21 марта 1926. Воскресенье

We use cookies. Read the Privacy and Cookie Policy

21 марта 1926. Воскресенье

Вчера была у Кузнецовой. Был там Ладинский, и мы устроили нечто вроде того, что было в Bol?e. Но больше теоретически.

Ладинский показывал свой альбом со снимками Египта, пили чай. О стихах говорили мало и бестолково. Ругали меня. Вчера было напечатано в «Новостях» мое «Цветаевой»,[486] и на меня оба напустились: «Нельзя так часто печатать». — «Зачем давать лишние козыри вашим противникам». — «Это не стихотворение, а дневник в рифмах». — «Провинциализм». Особенно их раздражало: «И ажан куда-то не пустил». Ведь в Берлине, например, этого не поймут; не должны же везде знать, что полицейских в Париже зовут ажанами. Это, конечно, глупо, но защититься я не сумела. Вообще ругали так, особенно Ладинский, что у меня просто руки опустились.
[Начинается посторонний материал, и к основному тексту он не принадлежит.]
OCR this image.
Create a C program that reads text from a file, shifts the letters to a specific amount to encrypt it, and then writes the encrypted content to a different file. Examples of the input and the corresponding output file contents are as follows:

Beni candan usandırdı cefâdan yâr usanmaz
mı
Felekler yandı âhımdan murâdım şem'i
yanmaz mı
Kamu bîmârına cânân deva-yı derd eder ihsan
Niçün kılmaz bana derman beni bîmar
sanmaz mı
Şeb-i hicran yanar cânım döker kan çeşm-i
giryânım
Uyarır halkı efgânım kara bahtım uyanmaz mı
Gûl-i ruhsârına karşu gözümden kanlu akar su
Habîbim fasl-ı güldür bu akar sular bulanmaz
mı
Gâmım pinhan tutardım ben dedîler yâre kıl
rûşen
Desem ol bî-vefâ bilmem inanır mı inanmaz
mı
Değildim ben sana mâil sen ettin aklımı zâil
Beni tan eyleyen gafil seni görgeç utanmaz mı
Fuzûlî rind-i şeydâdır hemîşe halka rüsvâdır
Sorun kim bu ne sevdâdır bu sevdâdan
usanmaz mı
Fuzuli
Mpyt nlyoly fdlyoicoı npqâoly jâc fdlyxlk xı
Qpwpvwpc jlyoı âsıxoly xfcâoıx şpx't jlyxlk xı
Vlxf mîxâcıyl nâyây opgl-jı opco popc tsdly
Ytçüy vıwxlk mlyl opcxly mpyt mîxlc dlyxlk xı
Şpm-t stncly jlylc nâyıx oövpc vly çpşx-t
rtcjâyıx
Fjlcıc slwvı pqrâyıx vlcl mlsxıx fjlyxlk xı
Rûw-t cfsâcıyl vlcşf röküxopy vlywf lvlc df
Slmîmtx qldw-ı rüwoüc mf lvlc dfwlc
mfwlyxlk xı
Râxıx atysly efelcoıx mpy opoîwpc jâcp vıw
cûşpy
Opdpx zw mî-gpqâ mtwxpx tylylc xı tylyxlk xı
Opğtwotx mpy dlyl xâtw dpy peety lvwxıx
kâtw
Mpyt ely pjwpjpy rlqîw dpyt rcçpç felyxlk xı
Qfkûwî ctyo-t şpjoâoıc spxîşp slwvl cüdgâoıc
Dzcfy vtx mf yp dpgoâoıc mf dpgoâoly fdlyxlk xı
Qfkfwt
Это мне сейчас более всего неприятно. Я как-то совершенно не думаю о том, что сижу без работы, что нет денег, и даже о том (что «видно»!), что сквозь туфлю на носке розовеет чулок, а чулки рвутся на коленях, как наклонишься. Все это меня может огорчить на несколько минут, а больше всего и постоянно мне больно и тяжело, что я не поэт и что Ладинский смотрит на меня как на ребенка. И я в первый раз с самых, кажется, младенческих лет говорю: «вырасти бы скорей!»

Написала стихотворение «Мне так запомнился кричащий голос» — о Bol?e, и послала его Адамовичу для «Звена». Конечно, не напечатают. Оно дерзко и вызывающе; но ни Ладинский, ни Кузнецова его не поняли. И опять ужасно чувствую себя одинокой. Сегодня ночью даже плакала, не знаю, отчего: оттого ли, что не могу сделаться настоящим поэтом или оттого, что одна.